On Wednesday, OpenAI launched a 1-800-CHATGPT (1-800-242-8478) telephone number that anyone in the US can call to talk to ChatGPT via voice chat for up to 15 minutes for free.

It had a very focused area of expertise, but for sincerity, you couldn't beat 1-900-MIX-A-LOT.

[–] gerikson@awful.systems 13 points 1 week ago (1 children)

FWIW I just got an email from GitHub announcing that Copilot is now free for my account (a very basic one).

[–] mirrorwitch@awful.systems 12 points 1 week ago (2 children)

Seems like everybody got that email, my account is semi-abandoned and still got it. I love the reek of desperation in the morning

[–] froztbyte@awful.systems 10 points 1 week ago

yep I think so too. as I think I posted here a while back:

25068   + Oct 12 GitHub          ( 20K) Your free GitHub Copilot access is ending soon

and now suddenly it's Launched Again! but with limits. gotta whet those appetites just a bit more! sales will totes follow soon!

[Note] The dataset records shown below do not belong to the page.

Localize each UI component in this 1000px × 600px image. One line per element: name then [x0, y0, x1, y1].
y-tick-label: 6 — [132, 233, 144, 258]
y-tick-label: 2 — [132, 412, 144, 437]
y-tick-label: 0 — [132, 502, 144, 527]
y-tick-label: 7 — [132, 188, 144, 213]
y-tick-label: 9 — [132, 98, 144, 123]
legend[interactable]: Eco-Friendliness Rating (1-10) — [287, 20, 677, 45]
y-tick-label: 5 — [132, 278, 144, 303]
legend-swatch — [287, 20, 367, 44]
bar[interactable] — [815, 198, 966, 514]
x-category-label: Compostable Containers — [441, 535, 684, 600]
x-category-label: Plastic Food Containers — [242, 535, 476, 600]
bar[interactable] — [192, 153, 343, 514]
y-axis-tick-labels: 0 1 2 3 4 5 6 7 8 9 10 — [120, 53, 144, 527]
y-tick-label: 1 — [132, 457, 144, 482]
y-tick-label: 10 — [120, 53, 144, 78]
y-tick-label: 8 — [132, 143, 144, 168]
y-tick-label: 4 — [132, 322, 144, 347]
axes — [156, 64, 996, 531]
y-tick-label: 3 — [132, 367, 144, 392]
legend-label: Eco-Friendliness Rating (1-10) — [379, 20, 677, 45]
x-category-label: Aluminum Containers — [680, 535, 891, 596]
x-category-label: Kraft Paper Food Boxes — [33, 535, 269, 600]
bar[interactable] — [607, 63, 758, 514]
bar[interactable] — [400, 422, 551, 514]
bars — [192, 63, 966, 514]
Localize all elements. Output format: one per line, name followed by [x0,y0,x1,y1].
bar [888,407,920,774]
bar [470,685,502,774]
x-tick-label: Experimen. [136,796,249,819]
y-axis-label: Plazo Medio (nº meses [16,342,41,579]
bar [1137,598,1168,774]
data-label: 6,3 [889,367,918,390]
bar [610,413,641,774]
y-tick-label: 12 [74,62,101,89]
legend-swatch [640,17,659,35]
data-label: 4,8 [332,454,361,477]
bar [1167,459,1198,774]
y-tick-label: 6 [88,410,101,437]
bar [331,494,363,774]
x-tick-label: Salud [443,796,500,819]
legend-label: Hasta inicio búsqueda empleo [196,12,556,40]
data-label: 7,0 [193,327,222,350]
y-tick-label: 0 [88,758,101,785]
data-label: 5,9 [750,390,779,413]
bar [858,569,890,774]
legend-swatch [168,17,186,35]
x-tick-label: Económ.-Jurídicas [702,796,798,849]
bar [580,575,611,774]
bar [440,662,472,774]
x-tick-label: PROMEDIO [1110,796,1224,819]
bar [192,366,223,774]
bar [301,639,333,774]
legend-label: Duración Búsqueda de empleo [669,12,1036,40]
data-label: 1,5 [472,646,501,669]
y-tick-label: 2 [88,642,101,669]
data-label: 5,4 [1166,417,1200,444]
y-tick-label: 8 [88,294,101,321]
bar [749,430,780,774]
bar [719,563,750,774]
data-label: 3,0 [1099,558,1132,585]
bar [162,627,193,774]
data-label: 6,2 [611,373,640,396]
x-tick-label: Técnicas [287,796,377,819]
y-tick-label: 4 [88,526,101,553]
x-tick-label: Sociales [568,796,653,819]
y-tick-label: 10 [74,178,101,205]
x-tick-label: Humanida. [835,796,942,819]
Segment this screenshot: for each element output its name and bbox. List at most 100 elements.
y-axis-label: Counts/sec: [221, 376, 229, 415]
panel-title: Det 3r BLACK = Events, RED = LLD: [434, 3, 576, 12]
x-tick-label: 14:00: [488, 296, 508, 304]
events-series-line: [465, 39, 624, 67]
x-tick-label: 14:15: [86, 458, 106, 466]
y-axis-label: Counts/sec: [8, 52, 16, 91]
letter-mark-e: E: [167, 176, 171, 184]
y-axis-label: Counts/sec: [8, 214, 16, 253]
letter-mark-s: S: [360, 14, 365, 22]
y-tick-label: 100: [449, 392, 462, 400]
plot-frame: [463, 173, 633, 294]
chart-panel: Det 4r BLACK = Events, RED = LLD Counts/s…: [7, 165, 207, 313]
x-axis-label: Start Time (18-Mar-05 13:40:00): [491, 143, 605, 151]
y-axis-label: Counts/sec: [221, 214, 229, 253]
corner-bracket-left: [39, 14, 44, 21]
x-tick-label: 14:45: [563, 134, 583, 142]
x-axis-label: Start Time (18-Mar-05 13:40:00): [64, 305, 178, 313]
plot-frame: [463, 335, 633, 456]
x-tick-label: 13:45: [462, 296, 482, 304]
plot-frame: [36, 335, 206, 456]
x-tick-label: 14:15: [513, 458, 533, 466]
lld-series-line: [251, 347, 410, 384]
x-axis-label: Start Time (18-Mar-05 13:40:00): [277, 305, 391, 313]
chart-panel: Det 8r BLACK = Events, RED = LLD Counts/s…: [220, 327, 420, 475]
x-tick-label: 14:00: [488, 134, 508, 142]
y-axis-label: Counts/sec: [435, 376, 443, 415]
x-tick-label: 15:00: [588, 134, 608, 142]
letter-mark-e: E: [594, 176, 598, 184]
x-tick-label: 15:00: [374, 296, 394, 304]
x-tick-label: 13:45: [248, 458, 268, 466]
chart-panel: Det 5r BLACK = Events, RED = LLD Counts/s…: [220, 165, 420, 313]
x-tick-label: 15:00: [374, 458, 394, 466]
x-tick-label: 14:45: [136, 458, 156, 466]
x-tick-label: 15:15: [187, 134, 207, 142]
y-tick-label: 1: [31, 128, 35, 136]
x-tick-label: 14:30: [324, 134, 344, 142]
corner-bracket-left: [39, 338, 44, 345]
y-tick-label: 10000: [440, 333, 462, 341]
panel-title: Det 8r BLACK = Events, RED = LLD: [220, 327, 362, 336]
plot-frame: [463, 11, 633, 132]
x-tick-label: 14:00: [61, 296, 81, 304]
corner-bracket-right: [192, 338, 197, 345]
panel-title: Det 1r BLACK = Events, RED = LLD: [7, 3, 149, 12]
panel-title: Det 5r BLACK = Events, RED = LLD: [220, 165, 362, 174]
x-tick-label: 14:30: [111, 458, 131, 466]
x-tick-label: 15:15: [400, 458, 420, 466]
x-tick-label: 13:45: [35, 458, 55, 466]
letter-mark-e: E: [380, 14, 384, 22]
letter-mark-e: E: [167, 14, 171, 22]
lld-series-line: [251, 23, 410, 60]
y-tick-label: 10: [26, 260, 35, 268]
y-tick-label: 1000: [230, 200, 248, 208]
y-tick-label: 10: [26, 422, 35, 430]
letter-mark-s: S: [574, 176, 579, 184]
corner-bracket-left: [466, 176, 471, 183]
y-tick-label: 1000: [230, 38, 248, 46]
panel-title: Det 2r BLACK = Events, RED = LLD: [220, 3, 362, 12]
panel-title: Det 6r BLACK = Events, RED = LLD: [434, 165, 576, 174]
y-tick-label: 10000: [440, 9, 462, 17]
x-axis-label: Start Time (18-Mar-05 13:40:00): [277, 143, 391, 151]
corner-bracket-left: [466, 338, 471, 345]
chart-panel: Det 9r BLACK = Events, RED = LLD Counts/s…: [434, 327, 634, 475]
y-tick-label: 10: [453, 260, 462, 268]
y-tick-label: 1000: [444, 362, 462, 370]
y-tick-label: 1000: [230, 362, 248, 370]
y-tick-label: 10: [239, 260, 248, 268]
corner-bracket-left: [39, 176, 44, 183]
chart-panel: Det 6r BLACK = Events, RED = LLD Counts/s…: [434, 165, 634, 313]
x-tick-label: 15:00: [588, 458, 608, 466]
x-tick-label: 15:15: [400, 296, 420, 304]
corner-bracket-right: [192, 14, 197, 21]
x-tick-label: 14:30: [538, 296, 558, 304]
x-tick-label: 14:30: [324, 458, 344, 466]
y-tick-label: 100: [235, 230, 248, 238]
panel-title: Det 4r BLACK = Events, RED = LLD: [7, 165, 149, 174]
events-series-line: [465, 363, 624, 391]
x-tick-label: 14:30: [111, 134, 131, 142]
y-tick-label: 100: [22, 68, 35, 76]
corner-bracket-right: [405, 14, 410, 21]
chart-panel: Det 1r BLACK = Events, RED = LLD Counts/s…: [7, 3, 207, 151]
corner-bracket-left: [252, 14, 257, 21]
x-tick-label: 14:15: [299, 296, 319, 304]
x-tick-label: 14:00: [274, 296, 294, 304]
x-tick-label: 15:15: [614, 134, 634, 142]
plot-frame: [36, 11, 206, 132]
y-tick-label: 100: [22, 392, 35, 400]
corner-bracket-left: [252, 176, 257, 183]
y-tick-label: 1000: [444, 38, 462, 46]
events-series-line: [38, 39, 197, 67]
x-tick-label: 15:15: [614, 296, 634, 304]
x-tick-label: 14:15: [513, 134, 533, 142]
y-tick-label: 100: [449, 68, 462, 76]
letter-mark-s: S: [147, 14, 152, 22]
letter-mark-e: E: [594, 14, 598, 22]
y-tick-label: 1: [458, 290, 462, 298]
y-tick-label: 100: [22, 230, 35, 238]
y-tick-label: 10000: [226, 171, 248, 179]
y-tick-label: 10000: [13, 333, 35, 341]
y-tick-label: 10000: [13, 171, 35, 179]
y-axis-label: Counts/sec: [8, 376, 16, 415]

[–] khalid_salad@awful.systems 8 points 1 week ago

mine showed up in spam 🤣

[–] BlueMonday1984@awful.systems 10 points 1 week ago (1 children)

To his frequent "no, people really are this stupid" refrain I would like to add an argument. If it didn't work on enough people to be profitable, the business model wouldn't have persisted and been replicated and refined into the dominant model of online advertising, and/or online advertising would never have been able to become the primary monetization framework for online content. Like, it's fucked how much of the existing Internet is effectively subsidized by exploiting people who don't know better, and I don't think people are really okay with this as much as the system is sufficiently obfuscated that we don't have to notice or think about it.